For the Forest Service to allow such activity within a few miles of such a revered site as the Grand Canyon is outrageous, the congressman said.
"It is something that we depend on for visitors, for tourism. It's one of the wonders of the world, and here we are as the federal government allowing the distinct possibility of uranium mining around the Grand Canyon," Grijalva added.
Environmental groups sued the U.S. Forest Service earlier this month over its decision granting approval to VANE Minerals Group, a British mining company seeking commercial quantities of uranium ore, to drill at up to 39 sites on the Kaibab National Forest.

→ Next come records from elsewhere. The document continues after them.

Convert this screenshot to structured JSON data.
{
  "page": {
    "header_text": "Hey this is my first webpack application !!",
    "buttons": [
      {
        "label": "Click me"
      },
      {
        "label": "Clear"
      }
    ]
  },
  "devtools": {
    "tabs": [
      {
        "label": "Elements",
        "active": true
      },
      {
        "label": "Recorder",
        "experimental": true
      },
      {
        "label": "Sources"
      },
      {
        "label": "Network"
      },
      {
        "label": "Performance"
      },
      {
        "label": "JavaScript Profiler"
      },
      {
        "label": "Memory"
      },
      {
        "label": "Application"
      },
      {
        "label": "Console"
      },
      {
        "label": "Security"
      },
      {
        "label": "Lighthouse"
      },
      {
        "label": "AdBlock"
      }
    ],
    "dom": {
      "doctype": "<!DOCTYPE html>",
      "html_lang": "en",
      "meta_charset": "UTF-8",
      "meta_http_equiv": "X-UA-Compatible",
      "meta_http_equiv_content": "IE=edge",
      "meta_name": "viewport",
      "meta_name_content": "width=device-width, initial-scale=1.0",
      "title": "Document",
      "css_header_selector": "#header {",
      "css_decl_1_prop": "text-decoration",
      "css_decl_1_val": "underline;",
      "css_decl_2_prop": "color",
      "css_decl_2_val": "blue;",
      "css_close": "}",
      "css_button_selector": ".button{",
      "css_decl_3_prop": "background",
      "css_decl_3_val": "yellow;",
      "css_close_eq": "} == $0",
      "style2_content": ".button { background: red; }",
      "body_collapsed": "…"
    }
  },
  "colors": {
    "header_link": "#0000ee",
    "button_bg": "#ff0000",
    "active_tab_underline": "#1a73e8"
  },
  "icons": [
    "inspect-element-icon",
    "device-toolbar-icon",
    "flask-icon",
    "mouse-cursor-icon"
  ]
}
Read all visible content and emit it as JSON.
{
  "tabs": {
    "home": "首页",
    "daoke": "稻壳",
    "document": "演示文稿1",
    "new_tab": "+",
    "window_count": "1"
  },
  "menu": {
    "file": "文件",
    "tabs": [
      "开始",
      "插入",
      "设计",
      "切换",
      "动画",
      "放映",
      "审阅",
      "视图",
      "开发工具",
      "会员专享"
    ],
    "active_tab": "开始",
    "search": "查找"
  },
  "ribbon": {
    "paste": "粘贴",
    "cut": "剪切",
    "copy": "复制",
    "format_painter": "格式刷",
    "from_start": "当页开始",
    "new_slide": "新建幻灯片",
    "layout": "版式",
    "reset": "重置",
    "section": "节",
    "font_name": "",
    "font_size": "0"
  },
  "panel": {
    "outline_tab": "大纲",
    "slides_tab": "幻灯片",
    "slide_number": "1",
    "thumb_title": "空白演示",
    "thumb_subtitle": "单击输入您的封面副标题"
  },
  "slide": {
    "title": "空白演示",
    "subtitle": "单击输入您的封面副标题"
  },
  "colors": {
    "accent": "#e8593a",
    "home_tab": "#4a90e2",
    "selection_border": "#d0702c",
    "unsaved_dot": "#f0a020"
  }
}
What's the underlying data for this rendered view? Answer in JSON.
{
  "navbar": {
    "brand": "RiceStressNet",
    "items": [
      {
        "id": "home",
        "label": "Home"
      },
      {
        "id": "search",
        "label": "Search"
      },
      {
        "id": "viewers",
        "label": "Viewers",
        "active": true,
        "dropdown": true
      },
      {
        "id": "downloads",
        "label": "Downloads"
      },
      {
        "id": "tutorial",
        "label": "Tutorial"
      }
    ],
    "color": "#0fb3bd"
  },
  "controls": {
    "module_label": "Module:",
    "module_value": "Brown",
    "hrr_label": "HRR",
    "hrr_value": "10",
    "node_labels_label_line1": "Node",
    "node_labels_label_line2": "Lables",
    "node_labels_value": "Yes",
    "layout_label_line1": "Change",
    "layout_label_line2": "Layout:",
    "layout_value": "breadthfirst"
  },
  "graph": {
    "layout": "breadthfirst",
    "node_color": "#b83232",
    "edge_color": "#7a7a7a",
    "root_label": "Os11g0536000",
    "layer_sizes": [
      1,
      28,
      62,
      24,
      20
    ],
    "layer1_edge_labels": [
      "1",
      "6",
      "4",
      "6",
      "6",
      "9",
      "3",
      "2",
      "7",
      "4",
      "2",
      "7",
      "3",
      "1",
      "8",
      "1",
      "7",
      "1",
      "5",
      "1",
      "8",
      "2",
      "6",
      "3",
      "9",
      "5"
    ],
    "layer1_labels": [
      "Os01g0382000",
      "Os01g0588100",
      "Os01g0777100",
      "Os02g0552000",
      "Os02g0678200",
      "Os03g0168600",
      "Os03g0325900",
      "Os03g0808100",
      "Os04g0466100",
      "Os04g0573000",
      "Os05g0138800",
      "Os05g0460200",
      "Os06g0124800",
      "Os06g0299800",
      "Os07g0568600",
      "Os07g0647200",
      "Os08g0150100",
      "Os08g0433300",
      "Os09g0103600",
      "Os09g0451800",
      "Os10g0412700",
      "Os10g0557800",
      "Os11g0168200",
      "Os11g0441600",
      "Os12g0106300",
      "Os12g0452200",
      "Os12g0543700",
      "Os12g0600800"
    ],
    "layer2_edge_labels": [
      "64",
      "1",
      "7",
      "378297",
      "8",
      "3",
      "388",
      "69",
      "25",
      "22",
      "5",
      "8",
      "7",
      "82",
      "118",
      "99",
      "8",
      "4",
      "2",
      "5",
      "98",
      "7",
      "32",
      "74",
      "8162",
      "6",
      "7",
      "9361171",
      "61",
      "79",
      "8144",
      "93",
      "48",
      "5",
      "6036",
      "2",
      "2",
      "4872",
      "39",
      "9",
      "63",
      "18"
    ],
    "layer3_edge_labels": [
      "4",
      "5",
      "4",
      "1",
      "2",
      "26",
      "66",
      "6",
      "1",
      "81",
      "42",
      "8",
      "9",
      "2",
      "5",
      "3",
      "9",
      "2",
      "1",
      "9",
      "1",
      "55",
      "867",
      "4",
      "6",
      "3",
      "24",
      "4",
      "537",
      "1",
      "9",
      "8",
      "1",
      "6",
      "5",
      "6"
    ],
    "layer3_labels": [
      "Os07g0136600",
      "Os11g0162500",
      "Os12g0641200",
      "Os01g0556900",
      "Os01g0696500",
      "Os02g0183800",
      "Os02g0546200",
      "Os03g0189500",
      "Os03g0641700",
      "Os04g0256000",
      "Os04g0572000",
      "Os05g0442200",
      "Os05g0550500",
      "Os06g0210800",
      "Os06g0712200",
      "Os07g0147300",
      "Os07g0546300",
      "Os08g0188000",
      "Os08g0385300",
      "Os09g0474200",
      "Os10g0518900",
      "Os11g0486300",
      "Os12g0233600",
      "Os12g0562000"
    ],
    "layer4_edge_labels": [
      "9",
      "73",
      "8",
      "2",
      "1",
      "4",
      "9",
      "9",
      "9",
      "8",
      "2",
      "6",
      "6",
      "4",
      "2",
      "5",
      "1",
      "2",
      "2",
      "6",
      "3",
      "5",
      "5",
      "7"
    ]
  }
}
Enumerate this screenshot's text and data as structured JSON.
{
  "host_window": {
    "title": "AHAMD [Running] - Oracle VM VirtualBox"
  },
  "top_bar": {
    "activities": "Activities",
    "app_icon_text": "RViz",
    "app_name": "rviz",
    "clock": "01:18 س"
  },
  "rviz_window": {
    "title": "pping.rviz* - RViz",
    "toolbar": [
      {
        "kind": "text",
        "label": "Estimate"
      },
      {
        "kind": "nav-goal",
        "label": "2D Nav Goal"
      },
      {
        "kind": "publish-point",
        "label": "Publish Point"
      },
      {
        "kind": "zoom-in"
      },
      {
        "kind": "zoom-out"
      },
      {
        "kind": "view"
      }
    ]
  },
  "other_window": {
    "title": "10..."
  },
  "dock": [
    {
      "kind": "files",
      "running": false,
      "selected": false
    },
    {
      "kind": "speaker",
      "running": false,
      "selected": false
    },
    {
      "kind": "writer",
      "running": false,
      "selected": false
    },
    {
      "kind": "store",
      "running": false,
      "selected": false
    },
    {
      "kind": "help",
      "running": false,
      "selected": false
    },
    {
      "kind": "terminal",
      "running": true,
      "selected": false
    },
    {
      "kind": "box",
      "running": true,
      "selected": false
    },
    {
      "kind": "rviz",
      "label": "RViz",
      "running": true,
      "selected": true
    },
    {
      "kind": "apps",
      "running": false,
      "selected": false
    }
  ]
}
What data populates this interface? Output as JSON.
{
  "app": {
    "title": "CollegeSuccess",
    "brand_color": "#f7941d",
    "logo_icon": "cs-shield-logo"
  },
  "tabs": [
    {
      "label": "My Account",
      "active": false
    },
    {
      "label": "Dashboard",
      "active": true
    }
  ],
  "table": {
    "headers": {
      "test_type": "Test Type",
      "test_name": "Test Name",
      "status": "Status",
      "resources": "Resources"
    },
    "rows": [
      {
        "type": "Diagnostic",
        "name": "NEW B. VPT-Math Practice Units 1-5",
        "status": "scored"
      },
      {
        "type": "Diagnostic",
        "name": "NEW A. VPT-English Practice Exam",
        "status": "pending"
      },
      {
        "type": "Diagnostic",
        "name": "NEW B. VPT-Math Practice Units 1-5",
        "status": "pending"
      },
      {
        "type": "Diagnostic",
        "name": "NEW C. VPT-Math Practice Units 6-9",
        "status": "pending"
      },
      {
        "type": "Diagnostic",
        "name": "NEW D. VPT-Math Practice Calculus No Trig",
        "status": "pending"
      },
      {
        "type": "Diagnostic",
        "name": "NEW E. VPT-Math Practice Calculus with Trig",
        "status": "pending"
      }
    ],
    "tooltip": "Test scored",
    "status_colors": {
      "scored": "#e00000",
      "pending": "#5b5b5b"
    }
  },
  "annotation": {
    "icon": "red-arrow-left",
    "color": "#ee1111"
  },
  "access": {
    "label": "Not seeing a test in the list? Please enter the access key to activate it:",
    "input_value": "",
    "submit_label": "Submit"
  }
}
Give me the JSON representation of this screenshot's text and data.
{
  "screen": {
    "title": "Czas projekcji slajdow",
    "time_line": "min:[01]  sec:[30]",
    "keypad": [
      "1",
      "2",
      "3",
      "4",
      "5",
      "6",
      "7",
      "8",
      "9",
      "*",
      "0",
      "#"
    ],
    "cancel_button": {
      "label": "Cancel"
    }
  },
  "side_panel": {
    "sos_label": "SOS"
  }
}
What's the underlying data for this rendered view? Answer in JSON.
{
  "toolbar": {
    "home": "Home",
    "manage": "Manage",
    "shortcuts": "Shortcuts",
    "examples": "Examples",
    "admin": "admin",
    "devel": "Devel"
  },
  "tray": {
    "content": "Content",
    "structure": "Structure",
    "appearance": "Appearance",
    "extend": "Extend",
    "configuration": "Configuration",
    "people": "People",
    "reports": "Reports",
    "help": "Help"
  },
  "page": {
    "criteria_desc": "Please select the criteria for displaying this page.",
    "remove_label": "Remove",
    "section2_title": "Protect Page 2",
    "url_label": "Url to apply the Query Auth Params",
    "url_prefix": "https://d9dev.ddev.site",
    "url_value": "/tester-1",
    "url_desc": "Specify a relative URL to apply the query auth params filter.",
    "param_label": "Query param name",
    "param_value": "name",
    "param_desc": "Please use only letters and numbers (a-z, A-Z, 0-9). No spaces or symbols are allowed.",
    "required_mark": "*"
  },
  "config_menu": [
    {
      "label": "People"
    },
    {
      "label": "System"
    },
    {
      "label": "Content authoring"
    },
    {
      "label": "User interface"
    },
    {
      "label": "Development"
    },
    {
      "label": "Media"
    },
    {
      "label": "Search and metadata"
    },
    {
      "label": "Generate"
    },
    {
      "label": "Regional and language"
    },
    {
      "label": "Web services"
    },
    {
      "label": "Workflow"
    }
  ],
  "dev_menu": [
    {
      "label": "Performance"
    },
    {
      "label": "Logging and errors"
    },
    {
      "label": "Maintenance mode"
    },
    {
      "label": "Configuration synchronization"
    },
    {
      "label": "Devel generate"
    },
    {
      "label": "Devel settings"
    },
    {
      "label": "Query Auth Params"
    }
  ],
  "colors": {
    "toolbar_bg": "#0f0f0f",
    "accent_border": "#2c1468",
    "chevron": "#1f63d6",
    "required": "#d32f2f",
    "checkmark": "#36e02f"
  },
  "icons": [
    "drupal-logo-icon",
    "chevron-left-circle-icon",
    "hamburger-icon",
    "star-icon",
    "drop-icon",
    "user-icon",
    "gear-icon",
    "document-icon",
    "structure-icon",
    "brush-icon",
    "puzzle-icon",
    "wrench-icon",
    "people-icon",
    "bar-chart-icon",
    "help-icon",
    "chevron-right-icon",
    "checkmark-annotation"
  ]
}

The Kaibab sandwiches much of the Grand Canyon National Park.
Environmental advocates heavily outweighed mining proponents in the audience of more than 200.
Those testifying in favor of the legislation cited concerns ranging from the potential impact of radiation contamination on the watershed to the legacy and historic impact of past mining, which devastated Indian lands.
Mining proponents sought to assure congressional panelists that uranium mining today is far safer than how it was practiced more a half-century ago.
Kris Hefton, director of VANE Mineral U.S., said the industry needs to be judged on its current performance rather than its history - emphasizing that mining today is much safer and cleaner.
Corbin Newman, regional forester for the U.S. Forest Service, defended his agency's action in giving the go-ahead to explore on the sites. He said the Forest Service had acted in accordance with the law in granting approval.
But when Steve Martin, superintendent of the national park, was questioned whether uranium mining represents a significant threat to the canyon, he replied "Yes."
And asked to measure the risk on a scale of 1 to 10, Martin said, "Ten."
Leaders of the Navajo, Kaibab Paiute, Havasupai, Hualapai and Hopi tribes testified.
They spoke about the history of uranium mining, the effects on their individual tribes, the mining industry's failure to clean up pollution from its old uranium mining and the inherent cultural importance on the Grand Canyon of its land and water to their people.
Kaibab Paiute chairwoman Ona Segundo said, "They promise the money. It looks good, then they go bankrupt or they leave and we're left with the cleanup."
Officials also noted that the adverse impacts of previous uranium mining have compelled their tribes to ban new uranium mining development on their lands.
Chris Shuey, director of the Southwest Research Information Center in Albuquerque, N.M., said mining brings uranium to the surface and in the process its concentration is increased many times over its natural level.
Shuey said at least five radiological assessments by the National Park Service since the early 1980s at the site of a past mine - the Orphan Mine - have shown gamma radiation levels more than 450 times background levels inside the original fenced area and nearly 150 times normal on adjacent lands that tourists and park employees once routinely walked across on the South Rim foot path.
A three-strand wire fence encloses the much larger and highly contaminated area, he said.